Background: A pathological classification has been developed of early active multiple sclerosis (MS) lesions that reveals four patterns of tissue injury: I—T cell/macrophage associated; II—antibody/complement associated; III—distal oligodendrogliopathy, and IV—oligodendrocyte degeneration in the periplaque white matter. Mechanisms of demyelination in early MS may differ among the subgroups. Previous studies on biopsied MS have lacked clinicopathological correlation and follow up. Critics argue that observations are not generalisable to prototypic MS.

Objective: To describe the clinicopathological characteristics of the MS Lesion Project biopsy cohort.

Methods: Clinical characteristics and disability of patients with pathologically confirmed inflammatory demyelinating disease (excluding ADEM) classified immunopathologically (n = 91) and patients from the Olmsted County MS prevalence cohort (n = 218) were determined.

Results: Most patients who underwent biopsy and had pathologically proved demyelinating disease ultimately developed definite (n = 70) or probable (n = 12) MS (median follow up 4.4 years). Most had a relapsing remitting course and 73% were ambulatory (EDSS ⩽4) at last follow up. Nine patients remained classified as having an isolated demyelinating syndrome at last follow up. Patients with different immunopathological patterns had similar clinical characteristics. Although presenting symptoms and sex ratios differed, the clinical course in biopsy patients was similar to the prevalence cohort. Median EDSS was <4.0 in both cohorts when matched for disease duration, sex, and age.
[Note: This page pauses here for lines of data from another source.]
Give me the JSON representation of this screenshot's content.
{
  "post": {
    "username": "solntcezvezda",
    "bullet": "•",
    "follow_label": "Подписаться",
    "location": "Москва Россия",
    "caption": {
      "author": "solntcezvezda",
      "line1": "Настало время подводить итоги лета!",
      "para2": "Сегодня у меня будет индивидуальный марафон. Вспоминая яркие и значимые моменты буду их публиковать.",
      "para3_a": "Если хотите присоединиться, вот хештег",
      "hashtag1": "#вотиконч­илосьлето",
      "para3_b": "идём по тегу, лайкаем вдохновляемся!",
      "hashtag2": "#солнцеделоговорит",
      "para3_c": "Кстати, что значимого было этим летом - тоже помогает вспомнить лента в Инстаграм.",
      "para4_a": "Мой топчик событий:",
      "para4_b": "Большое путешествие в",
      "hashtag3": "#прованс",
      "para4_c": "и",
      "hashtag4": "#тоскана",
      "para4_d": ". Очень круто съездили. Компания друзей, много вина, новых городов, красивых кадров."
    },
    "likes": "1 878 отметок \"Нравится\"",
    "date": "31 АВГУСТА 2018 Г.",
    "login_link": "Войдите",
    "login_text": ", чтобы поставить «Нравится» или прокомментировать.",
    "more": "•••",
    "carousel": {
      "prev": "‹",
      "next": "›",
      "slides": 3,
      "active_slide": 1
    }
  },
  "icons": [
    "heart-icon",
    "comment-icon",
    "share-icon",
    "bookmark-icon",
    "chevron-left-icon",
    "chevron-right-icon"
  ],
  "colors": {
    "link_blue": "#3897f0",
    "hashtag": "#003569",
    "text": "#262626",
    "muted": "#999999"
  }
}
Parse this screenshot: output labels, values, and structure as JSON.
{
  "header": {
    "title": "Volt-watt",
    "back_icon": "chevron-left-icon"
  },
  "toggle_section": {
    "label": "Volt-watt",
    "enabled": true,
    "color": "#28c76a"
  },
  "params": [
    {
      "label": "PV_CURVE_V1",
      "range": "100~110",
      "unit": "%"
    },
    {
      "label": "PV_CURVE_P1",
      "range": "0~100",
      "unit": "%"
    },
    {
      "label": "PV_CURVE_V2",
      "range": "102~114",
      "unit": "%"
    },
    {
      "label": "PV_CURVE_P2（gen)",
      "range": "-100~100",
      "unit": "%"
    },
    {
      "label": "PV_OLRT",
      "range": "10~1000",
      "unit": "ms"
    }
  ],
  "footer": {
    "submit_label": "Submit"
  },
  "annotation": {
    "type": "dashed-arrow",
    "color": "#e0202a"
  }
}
Conclusions: Most patients undergoing biopsy, who had pathologically confirmed demyelinating disease, were likely to develop MS and remain ambulatory after a median disease duration of 4.4 years. The immunopathological patterns lacked specific clinical correlations and were not related to the timing of the biopsy. These data suggest that pathogenic implications derived largely from MS biopsy studies may be extrapolated to the general MS population.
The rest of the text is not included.